Like it or not, we are coming into a period of official pressure to regulate and "clean-up" the blogosphere. We need to look to ourselves and clean up our own act first, the better to resist this trend towards regulation and sanction.

Bloghounds arose from the ashes of some very unethical behaviour from certain quarters which we won't rake over here. Its intellectual capital, the value of its very name, depends on ethics and that's why we go through a complicated process with new membership, with no beg pardons.

The value of your name is not established by bully boy tactics - it's established by how far readers accept your arguments and if yours are better, then they'll be believed. That's the ethical way to go and its the only way we're interested in.

[7 января] с рождеством Христовым

C Рождеством Христовым !

Сердечно поздравляю вас с Рождеством Христовым.

Этот великий праздник объединяет и сближает семьи, поколения и народы в стремлении к духовному преображению и обновлению, в желании делиться друг с другом теплом.

Рождество для миллионов людей служит непреходящим символом чистоты, искренности, человечности и милосердия. В прекрасные рождественские дни наши сердца наполняют вера, надежда и сострадание, вдохновляющие на свершение добрых дел, оказание помощи всем, кто в ней нуждается.

Пусть праздник Рождества придаст вам силы для осуществления самых заветных желаний и планов.
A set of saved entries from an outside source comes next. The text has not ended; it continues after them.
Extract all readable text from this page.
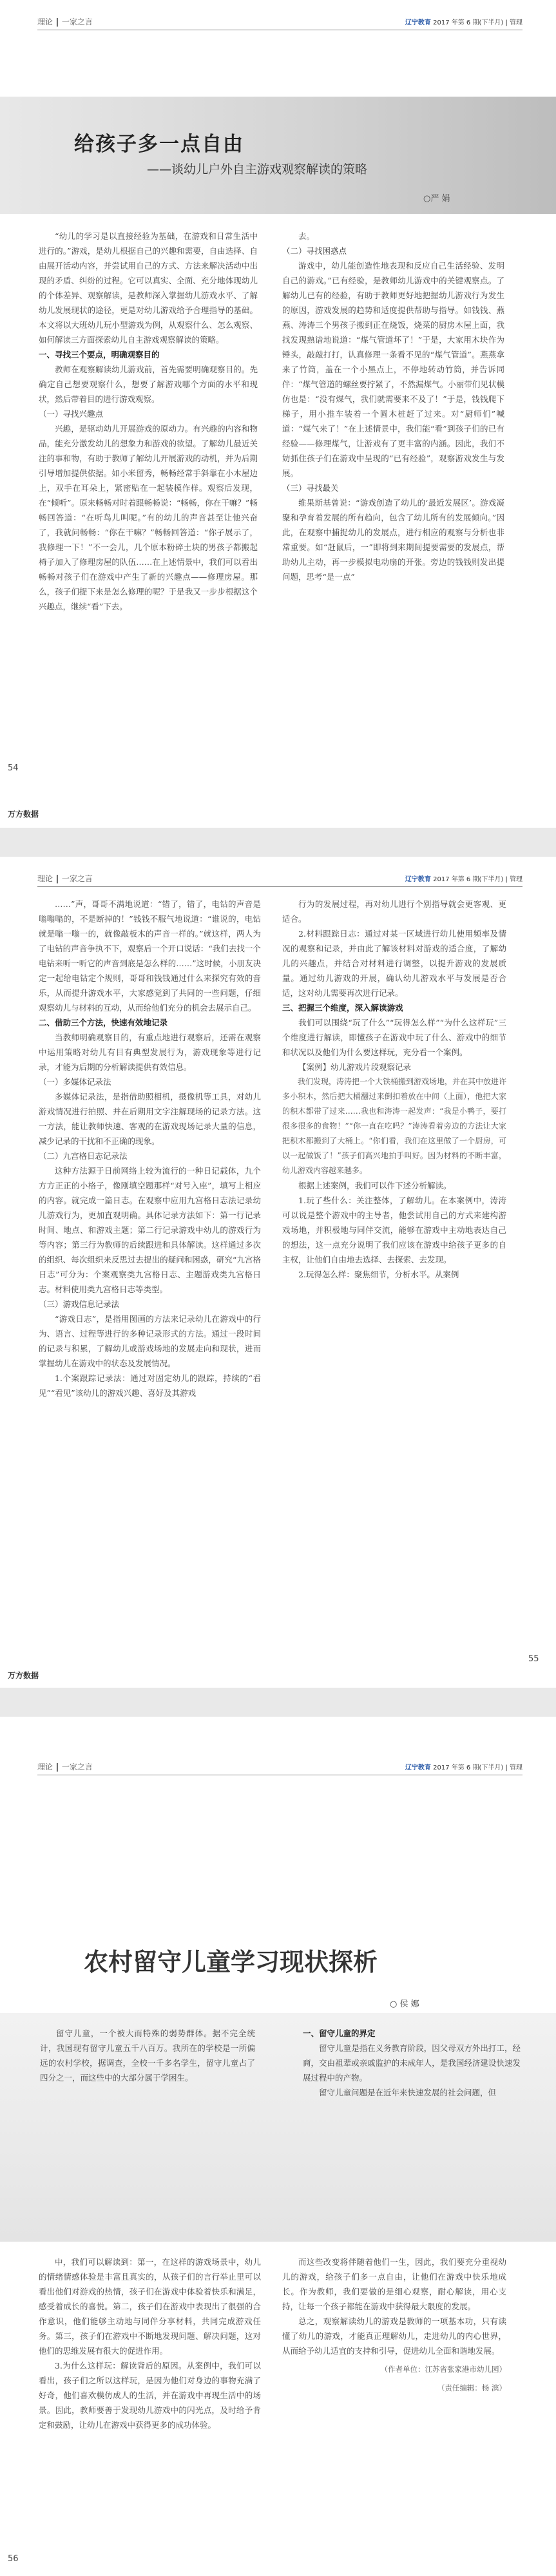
理论 | 一家之言	辽宁教育 2017 年第 6 期(下半月) | 管理
给孩子多一点自由
——谈幼儿户外自主游戏观察解读的策略
○严 娟

“幼儿的学习是以直接经验为基础，在游戏和日常生活中进行的。”游戏，是幼儿根据自己的兴趣和需要，自由选择、自由展开活动内容，并尝试用自己的方式、方法来解决活动中出现的矛盾、纠纷的过程。它可以真实、全面、充分地体现幼儿的个体差异、观察解读，是教师深入掌握幼儿游戏水平、了解幼儿发展现状的途径，更是对幼儿游戏给予合理指导的基础。本文将以大班幼儿玩小型游戏为例，从观察什么、怎么观察、如何解读三方面探索幼儿自主游戏观察解读的策略。

一、寻找三个要点，明确观察目的

教师在观察解读幼儿游戏前，首先需要明确观察目的。先确定自己想要观察什么，想要了解游戏哪个方面的水平和现状，然后带着目的进行游戏观察。

（一）寻找兴趣点

兴趣，是驱动幼儿开展游戏的原动力。有兴趣的内容和物品，能充分激发幼儿的想象力和游戏的欲望。了解幼儿最近关注的事和物，有助于教师了解幼儿开展游戏的动机，并为后期引导增加提供依据。如小米留秀，畅畅经常手斜靠在小木屋边上，双手在耳朵上，紧密贴在一起装模作样。观察后发现，在“倾听”。原来畅畅对时着跟畅畅说：“畅畅，你在干嘛？”畅畅回答道：“在听鸟儿叫呢。”有的幼儿的声音甚至让他兴奋了，我就问畅畅：“你在干嘛？”畅畅回答道：“你子展示了，我修理一下！”不一会儿，几个原本粉碎土块的男孩子都搬起椅子加入了修理房屋的队伍……在上述情景中，我们可以看出畅畅对孩子们在游戏中产生了新的兴趣点——修理房屋。那么，孩子们提下来是怎么修理的呢？于是我又一步步根据这个兴趣点，继续“看”下去。

去。

（二）寻找困惑点

游戏中，幼儿能创造性地表现和反应自己生活经验、发明自己的游戏。”已有经验，是教师幼儿游戏中的关键观察点。了解幼儿已有的经验，有助于教师更好地把握幼儿游戏行为发生的原因，游戏发展的趋势和适度提供帮助与指导。如钱钱、燕燕、涛涛三个男孩子搬到正在烧饭，烧菜的厨房木屋上面，我找发现熟谙地说道：“煤气管道坏了！”于是，大家用木块作为锤头，敲敲打打，认真修理一条看不见的“煤气管道”。燕燕拿来了竹筒，盖在一个小黑点上，不停地转动竹筒，并告诉同伴：“煤气管道的螺丝要拧紧了，不然漏煤气。小丽带们见状模仿也是：“没有煤气，我们就需要来不及了！”于是，钱钱爬下梯子，用小推车装着一个圆木桩赶了过来。对“厨师们”喊道：“煤气来了！”在上述情景中，我们能“看”到孩子们的已有经验——修理煤气，让游戏有了更丰富的内涵。因此，我们不妨抓住孩子们在游戏中呈现的“已有经验”，观察游戏发生与发展。

（三）寻找最关

维果斯基曾说：“游戏创造了幼儿的‘最近发展区’。游戏凝聚和孕育着发展的所有趋向，包含了幼儿所有的发展倾向。”因此，在观察中捕捉幼儿的发展点，进行相应的观察与分析也非常重要。如“赶鼠后，一”即将到来期间提要需要的发展点，帮助幼儿主动，再一步模拟电动扇的开张。旁边的钱钱则发出提问题，思考“是一点”

54
万方数据
理论 | 一家之言	辽宁教育 2017 年第 6 期(下半月) | 管理

……”声，哥哥不满地说道：“错了，错了，电钻的声音是嗡嗡嗡的，不是断掉的！”钱钱不服气地说道：“谁说的，电钻就是嗡一嗡一的，就像敲板木的声音一样的。”就这样，两人为了电钻的声音争执不下，观察后一个开口说话：“我们去找一个电钻来听一听它的声音到底是怎么样的……”这时候，小朋友决定一起给电钻定个规则，哥哥和钱钱通过什么来探究有效的音乐，从而提升游戏水平，大家感觉到了共同的一些问题，仔细观察幼儿与材料的互动，从而给他们充分的机会去展示自己。

二、借助三个方法，快速有效地记录

当教师明确观察目的，有重点地进行观察后，还需在观察中运用策略对幼儿有目有典型发展行为，游戏现象等进行记录，才能为后期的分析解读提供有效信息。

（一）多媒体记录法

多媒体记录法，是指借助照相机，摄像机等工具，对幼儿游戏情况进行拍照、并在后期用文字注解现场的记录方法。这一方法，能让教师快速、客观的在游戏现场记录大量的信息，减少记录的干扰和不正确的现象。

（二）九宫格日志记录法

这种方法源于日前网络上较为流行的一种日记载体，九个方方正正的小格子，像刚填空题那样“对号入座”，填写上相应的内容。就完成一篇日志。在观察中应用九宫格日志法记录幼儿游戏行为，更加直观明确。具体记录方法如下：第一行记录时间、地点、和游戏主题；第二行记录游戏中幼儿的游戏行为等内容；第三行为教师的后续跟进和具体解读。这样通过多次的组织、每次组织来反思过去提出的疑问和困惑，研究“九宫格日志”可分为：个案观察类九宫格日志、主题游戏类九宫格日志。材料使用类九宫格日志等类型。

（三）游戏信息记录法

“游戏日志”，是指用图画的方法来记录幼儿在游戏中的行为、语言、过程等进行的多种记录形式的方法。通过一段时间的记录与积累，了解幼儿或游戏场地的发展走向和现状，进而掌握幼儿在游戏中的状态及发展情况。

1.个案跟踪记录法：通过对固定幼儿的跟踪，持续的“看见”“看见”该幼儿的游戏兴趣、喜好及其游戏

行为的发展过程，再对幼儿进行个别指导就会更客观、更适合。

2.材料跟踪日志：通过对某一区域进行幼儿使用频率及情况的观察和记录，并由此了解该材料对游戏的适合度，了解幼儿的兴趣点，并结合对材料进行调整，以提升游戏的发展质量。通过幼儿游戏的开展，确认幼儿游戏水平与发展是否合适，这对幼儿需要再次进行记录。

三、把握三个维度，深入解读游戏

我们可以围绕“玩了什么”“玩得怎么样”“为什么这样玩”三个维度进行解读，即懂孩子在游戏中玩了什么、游戏中的细节和状况以及他们为什么要这样玩，充分看一个案例。

【案例】幼儿游戏片段观察记录

我们发现，涛涛把一个大铁桶搬到游戏场地，并在其中放进许多小积木，然后把大桶翻过来倒扣着放在中间（上面），他把大家的积木都带了过来……我也和涛涛一起发声：“我是小鸭子，要打很多很多的食物！”“你一直在吃吗？”涛涛看着旁边的方法让大家把积木都搬到了大桶上。“你们看，我们在这里做了一个厨房，可以一起做饭了！”孩子们高兴地拍手叫好。因为材料的不断丰富，幼儿游戏内容越来越多。

根据上述案例，我们可以作下述分析解读。

1.玩了些什么：关注整体，了解幼儿。在本案例中，涛涛可以说是整个游戏中的主导者，他尝试用自己的方式来建构游戏场地，并积极地与同伴交流，能够在游戏中主动地表达自己的想法，这一点充分说明了我们应该在游戏中给孩子更多的自主权，让他们自由地去选择、去探索、去发现。

2.玩得怎么样：聚焦细节，分析水平。从案例

55
万方数据
理论 | 一家之言	辽宁教育 2017 年第 6 期(下半月) | 管理
农村留守儿童学习现状探析
○ 侯 娜

留守儿童，一个被大而特殊的弱势群体。据不完全统计，我国现有留守儿童五千八百万。我所在的学校是一所偏远的农村学校，据调查，全校一千多名学生，留守儿童占了四分之一，而这些中的大部分属于学困生。

一、留守儿童的界定

留守儿童是指在义务教育阶段，因父母双方外出打工，经商，交由祖辈或亲戚监护的未成年人，是我国经济建设快速发展过程中的产物。

留守儿童问题是在近年来快速发展的社会问题，但

中，我们可以解读到：第一，在这样的游戏场景中，幼儿的情绪情感体验是丰富且真实的，从孩子们的言行举止里可以看出他们对游戏的热情，孩子们在游戏中体验着快乐和满足，感受着成长的喜悦。第二，孩子们在游戏中表现出了很强的合作意识，他们能够主动地与同伴分享材料，共同完成游戏任务。第三，孩子们在游戏中不断地发现问题、解决问题，这对他们的思维发展有很大的促进作用。

3.为什么这样玩：解读背后的原因。从案例中，我们可以看出，孩子们之所以这样玩，是因为他们对身边的事物充满了好奇，他们喜欢模仿成人的生活，并在游戏中再现生活中的场景。因此，教师要善于发现幼儿游戏中的闪光点，及时给予肯定和鼓励，让幼儿在游戏中获得更多的成功体验。

而这些改变将伴随着他们一生，因此，我们要充分重视幼儿的游戏，给孩子们多一点自由，让他们在游戏中快乐地成长。作为教师，我们要做的是细心观察，耐心解读，用心支持，让每一个孩子都能在游戏中获得最大限度的发展。

总之，观察解读幼儿的游戏是教师的一项基本功，只有读懂了幼儿的游戏，才能真正理解幼儿，走进幼儿的内心世界，从而给予幼儿适宜的支持和引导，促进幼儿全面和谐地发展。

（作者单位：江苏省张家港市幼儿园）
（责任编辑：杨 滨）
56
Пусть наступающий год порадует новыми достижениями, принесет в каждый дом спокойствие, взаимопонимание, благополучие и любовь.

Желаю вам крепкого здоровья, успехов в делах, счастья и мира.

For non-Russians

January 6th here is Epiphany but January 7th in the East is Christmas.

Today I received a message from someone special and then another [plus photos] from someone else special in Russia and so this is one of those days, Orthodox Christmas, when things get a bit shaky in my psyche. Some years back I chose to follow the January 7th Christmas as it seemed altogether better, as I've tried to explain to my friends over here.

Let's face it, at the end of the previous year, we're all knackered and the last thing we need is the enforced smiles and jollity. It's much better to go off and do something nice with family or partner, to let all the worries fade away and then, invigorated in the new year, you can address yourself to Christmas. An added bonus is that the traffic is lighter then and people are in a better frame of mind.

However, the western tradition dies hard and thank goodness people are still celebrating it here at all.

What I particularly liked about this day was that I got to visit grandparents and that meant a scrumptuous luncheon and a little wine. Unfortunately, it was also a time to make me reflect on where I was and how precarious were all our lots and this is how I'm thinking right now.

The words above in Russian are quite beautiful and basically wish you peace, prosperity and happiness.

Who could argue with that?

[real life] about to curtail this blog


Most bloggers who've been at it for some time would claim that Real Life transcends any blog matters and yet it seems to me, from what I've seen, that many bloggers cannot let it go, even when they run out of things to say.

Let's face it, our blog is probably the only forum where more than our immediate circle get to hear [or read] our views on matters. That's at least so for the political blogger. The food and garden blogger is a different creature but his or her motivation might be the sense of community in that corner of the sphere. That's a motivation for many political bloggers as well.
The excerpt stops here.